A fragile ceasefire gets more fragile
The strikes didn’t happen in a vacuum. They’re the latest escalation in a conflict that traces back to US and Israeli operations against Iranian nuclear facilities beginning in February 2026. Prior phases included US strikes on Iranian nuclear sites in June 2025, followed by renewed military actions in March and May 2026.
Despite months of kinetic exchanges, diplomacy never fully stopped. Reports from late May 2026 indicated the US and Iran were approaching a broader peace agreement. The Doha talks have continued through what can only be described as a ceasefire that exists more on paper than in practice.
What this means for crypto markets
In April alone, Bitcoin, Ethereum, and XRP all exhibited daily price swings ranging from 1.5% to 7% as US-Iranian tensions fluctuated.

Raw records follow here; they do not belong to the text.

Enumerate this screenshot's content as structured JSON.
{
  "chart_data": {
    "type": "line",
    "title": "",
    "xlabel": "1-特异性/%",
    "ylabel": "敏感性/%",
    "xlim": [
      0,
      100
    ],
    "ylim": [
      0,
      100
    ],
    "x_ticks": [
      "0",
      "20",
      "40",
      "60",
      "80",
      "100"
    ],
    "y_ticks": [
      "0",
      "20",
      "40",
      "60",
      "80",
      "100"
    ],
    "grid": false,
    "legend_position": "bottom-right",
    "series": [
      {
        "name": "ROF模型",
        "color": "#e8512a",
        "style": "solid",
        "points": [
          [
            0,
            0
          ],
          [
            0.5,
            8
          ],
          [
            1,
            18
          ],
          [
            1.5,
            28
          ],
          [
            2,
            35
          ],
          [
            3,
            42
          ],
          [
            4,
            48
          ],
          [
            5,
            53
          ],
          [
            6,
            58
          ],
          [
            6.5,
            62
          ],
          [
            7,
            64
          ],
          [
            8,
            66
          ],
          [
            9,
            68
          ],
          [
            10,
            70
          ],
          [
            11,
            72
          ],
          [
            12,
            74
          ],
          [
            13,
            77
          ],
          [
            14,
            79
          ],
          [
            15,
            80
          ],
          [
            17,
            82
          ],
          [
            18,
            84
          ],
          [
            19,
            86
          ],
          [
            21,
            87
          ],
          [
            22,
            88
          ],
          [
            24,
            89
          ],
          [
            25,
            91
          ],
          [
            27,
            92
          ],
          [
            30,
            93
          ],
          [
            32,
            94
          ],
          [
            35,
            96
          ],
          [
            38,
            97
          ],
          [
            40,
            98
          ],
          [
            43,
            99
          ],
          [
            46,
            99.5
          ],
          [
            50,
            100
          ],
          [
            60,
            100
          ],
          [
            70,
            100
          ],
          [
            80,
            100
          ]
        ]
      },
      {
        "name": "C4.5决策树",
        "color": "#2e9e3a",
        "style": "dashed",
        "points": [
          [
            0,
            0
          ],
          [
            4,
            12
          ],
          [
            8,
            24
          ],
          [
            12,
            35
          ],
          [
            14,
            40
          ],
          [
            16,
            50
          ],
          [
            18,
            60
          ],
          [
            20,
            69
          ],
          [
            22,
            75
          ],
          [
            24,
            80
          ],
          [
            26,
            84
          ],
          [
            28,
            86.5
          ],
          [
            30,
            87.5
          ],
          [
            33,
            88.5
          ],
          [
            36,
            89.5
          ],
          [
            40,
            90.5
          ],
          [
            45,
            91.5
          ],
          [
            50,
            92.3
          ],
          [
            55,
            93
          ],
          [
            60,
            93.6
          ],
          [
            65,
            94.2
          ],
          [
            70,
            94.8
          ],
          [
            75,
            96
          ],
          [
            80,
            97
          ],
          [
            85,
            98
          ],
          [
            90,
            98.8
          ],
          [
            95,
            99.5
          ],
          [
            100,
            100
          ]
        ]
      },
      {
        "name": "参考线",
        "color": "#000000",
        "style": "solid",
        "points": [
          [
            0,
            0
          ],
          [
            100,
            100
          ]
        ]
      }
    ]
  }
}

The US Treasury froze over $344 million in digital asset wallets linked to Iranian sanctions evasion in late April 2026. Iran has reportedly leaned on cryptocurrencies to work around the extensive sanctions regime the US has imposed, and Washington has responded with increasingly aggressive on-chain enforcement.
Oil, energy, and the macro backdrop
The Strait of Hormuz is the corridor through which roughly one-fifth of the world’s oil travels. Any credible threat to that flow, whether from mines, missile strikes, or naval confrontations, sends immediate shockwaves through energy markets.
The $344 million wallet freeze sets a precedent for how aggressively the US government will pursue on-chain enforcement during wartime conditions. What matters most in the near term is whether the Doha negotiations produce a tangible agreement or collapse under the weight of continued military action.